From the BBC history of crime:
The economic downswings of the second half of the nineteenth century were generally not as serious, widespread, or life threatening as those of preceding centuries. Violent behaviour was increasingly frowned upon, dealt with increasingly severely by the courts, and seems, in consequence, to have been brought under a greater degree of control. The new police forces, uniformly established across the whole country in the mid-1850s and subject to annual inspections on behalf of Parliament, appear to have had some success in suppressing those forms of public behaviour that respectable Victorians considered rough and offensive. Violent crime in the form of murder and street robbery never figured significantly in the statistics or in the courts.
Hatred: Do we even have to go here? The fact we have a term "Ethnic Cleansing" and "Genocide" where those concepts were so foreign to the Victorian mind. "The Killing Fields" had just happened in Cambodia right before the action of the film takes place.

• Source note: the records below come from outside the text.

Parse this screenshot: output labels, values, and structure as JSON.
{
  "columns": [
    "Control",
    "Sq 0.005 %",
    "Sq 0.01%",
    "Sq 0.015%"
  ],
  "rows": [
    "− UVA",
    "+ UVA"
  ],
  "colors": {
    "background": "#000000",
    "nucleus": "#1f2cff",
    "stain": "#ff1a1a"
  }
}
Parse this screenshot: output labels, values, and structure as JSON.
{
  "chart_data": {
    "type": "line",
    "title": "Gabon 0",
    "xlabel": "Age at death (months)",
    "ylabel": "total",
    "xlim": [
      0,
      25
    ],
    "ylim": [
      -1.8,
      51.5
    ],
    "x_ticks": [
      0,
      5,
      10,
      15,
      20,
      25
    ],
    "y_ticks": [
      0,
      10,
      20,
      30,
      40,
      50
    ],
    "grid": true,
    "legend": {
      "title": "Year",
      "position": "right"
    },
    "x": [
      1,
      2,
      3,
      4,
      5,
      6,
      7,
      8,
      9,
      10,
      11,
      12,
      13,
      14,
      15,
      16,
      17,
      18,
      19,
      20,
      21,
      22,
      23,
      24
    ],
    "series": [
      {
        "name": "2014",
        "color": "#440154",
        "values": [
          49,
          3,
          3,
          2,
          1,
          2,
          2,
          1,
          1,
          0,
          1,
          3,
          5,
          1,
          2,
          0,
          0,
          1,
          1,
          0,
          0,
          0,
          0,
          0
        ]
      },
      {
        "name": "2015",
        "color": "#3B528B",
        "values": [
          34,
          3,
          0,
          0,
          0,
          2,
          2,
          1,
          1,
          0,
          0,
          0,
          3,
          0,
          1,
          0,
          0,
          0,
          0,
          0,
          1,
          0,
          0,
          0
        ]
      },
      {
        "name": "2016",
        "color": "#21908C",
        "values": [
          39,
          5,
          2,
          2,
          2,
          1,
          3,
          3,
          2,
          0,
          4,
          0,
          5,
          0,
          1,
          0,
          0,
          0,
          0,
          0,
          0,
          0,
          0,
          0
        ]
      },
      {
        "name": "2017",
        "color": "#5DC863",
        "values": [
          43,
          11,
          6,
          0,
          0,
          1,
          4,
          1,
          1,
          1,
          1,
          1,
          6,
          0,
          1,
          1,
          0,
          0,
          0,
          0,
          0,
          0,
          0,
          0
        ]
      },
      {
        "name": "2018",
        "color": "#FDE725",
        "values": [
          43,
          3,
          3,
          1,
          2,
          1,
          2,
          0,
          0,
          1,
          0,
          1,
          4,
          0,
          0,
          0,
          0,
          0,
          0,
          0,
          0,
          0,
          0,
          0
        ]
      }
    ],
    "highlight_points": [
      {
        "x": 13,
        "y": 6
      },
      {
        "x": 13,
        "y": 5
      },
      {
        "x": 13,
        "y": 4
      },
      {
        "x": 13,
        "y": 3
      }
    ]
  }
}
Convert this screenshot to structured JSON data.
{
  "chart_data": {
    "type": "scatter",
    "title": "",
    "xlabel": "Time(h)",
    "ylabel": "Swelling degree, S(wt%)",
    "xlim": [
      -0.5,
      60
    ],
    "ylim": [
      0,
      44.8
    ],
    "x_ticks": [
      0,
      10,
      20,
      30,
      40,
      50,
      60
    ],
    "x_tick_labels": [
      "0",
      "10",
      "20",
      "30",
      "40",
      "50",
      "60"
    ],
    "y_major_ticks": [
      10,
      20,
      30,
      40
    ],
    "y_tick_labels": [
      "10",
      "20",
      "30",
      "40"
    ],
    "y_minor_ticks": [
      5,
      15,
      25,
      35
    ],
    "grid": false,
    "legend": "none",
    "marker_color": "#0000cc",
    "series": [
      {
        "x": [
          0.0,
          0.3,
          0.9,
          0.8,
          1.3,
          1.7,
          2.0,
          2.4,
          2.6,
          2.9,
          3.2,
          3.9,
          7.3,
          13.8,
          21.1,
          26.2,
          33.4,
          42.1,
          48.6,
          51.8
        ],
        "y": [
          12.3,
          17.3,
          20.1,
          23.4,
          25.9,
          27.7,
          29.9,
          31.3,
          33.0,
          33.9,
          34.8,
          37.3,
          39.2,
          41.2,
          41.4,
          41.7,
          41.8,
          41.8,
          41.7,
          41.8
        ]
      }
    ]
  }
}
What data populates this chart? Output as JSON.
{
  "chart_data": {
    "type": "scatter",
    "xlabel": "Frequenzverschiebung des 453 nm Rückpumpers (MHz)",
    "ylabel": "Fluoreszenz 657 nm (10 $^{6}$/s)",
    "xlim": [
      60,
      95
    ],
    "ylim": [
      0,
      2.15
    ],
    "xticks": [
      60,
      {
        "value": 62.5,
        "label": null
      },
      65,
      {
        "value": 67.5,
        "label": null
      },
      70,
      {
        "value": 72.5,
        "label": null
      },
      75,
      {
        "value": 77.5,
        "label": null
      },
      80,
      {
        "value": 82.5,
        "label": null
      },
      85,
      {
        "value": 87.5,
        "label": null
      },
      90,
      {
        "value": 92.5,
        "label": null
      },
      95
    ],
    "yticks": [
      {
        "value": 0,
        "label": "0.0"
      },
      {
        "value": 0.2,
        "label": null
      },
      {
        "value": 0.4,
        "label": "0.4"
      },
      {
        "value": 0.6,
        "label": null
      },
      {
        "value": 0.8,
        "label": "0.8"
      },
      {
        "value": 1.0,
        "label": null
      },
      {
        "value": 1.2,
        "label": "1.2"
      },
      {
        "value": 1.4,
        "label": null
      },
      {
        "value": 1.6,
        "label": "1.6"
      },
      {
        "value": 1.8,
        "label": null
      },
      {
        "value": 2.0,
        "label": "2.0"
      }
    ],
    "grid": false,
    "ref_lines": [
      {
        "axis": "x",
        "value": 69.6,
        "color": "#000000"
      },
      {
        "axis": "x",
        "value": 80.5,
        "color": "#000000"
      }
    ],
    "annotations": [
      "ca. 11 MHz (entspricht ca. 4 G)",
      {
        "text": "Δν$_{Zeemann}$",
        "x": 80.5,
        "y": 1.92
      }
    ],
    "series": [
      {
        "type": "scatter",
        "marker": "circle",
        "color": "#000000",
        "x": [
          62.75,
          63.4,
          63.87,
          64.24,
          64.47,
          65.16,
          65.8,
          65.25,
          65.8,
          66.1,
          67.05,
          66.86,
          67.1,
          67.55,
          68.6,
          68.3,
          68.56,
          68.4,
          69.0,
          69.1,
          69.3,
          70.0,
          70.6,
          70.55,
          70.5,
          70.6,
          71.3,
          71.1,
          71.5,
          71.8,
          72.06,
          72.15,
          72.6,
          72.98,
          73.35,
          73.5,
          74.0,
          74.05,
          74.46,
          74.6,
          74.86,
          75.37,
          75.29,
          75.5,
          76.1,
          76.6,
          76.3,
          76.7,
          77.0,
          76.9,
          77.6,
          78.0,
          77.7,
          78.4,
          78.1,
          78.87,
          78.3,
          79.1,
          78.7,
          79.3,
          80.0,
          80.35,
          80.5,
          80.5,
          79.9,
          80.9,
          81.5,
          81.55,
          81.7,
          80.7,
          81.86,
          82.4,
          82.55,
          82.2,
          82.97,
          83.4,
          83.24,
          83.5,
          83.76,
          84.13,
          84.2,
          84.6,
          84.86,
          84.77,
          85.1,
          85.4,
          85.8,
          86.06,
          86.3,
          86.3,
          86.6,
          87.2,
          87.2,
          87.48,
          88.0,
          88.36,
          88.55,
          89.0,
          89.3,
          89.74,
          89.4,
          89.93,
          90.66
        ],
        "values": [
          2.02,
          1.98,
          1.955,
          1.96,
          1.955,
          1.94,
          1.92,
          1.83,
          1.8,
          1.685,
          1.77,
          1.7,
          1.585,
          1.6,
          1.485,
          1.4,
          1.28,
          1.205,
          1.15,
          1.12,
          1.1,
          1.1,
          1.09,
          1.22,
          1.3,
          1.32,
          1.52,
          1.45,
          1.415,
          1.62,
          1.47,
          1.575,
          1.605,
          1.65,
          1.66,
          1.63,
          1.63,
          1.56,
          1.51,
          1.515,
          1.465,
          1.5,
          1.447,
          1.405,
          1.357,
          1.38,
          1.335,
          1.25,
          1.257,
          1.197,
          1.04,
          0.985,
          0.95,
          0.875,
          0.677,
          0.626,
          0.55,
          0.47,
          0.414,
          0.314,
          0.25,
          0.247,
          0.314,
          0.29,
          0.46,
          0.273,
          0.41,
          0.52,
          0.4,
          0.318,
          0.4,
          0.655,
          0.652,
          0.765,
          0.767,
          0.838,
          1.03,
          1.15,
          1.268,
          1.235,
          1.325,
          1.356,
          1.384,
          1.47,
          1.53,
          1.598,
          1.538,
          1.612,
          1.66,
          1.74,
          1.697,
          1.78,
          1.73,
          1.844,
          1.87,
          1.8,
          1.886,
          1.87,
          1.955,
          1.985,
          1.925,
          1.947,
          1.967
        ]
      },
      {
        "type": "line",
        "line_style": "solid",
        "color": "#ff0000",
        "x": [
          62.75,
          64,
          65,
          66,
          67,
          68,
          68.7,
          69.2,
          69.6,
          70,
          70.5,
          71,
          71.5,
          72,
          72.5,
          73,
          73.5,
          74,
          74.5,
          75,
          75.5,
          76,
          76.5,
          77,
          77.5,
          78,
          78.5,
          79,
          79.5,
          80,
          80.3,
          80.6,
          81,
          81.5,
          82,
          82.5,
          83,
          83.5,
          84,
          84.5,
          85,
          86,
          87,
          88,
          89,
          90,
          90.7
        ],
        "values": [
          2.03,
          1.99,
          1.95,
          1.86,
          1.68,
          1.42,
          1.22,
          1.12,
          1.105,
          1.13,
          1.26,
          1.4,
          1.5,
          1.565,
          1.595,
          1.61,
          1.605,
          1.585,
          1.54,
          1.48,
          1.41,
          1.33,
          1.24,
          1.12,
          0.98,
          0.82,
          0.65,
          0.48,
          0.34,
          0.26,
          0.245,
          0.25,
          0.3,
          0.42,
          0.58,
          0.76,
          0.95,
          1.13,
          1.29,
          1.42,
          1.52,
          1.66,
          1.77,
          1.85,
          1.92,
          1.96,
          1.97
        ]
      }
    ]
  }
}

War: More people died in the 20th century from warfare than every other century combined in the history of record keeping.
So this is a brief challenge to your incorrect assumptions.
While Jack the Ripper was confined to a small corner of the East end his story was blown out of proportion because of its peculiarity (Interestingly the Night Stalker would start to prowl around the same year as the film 1979). The 1890's despite its problems with the industrial revolution (primarily in the cities) it was an overwhelmingly kinder and gentler place to live. The general love amongst "neighborers" was greater as well as moral fortitude in all areas. It was generally a safer and a subjectively better place to live.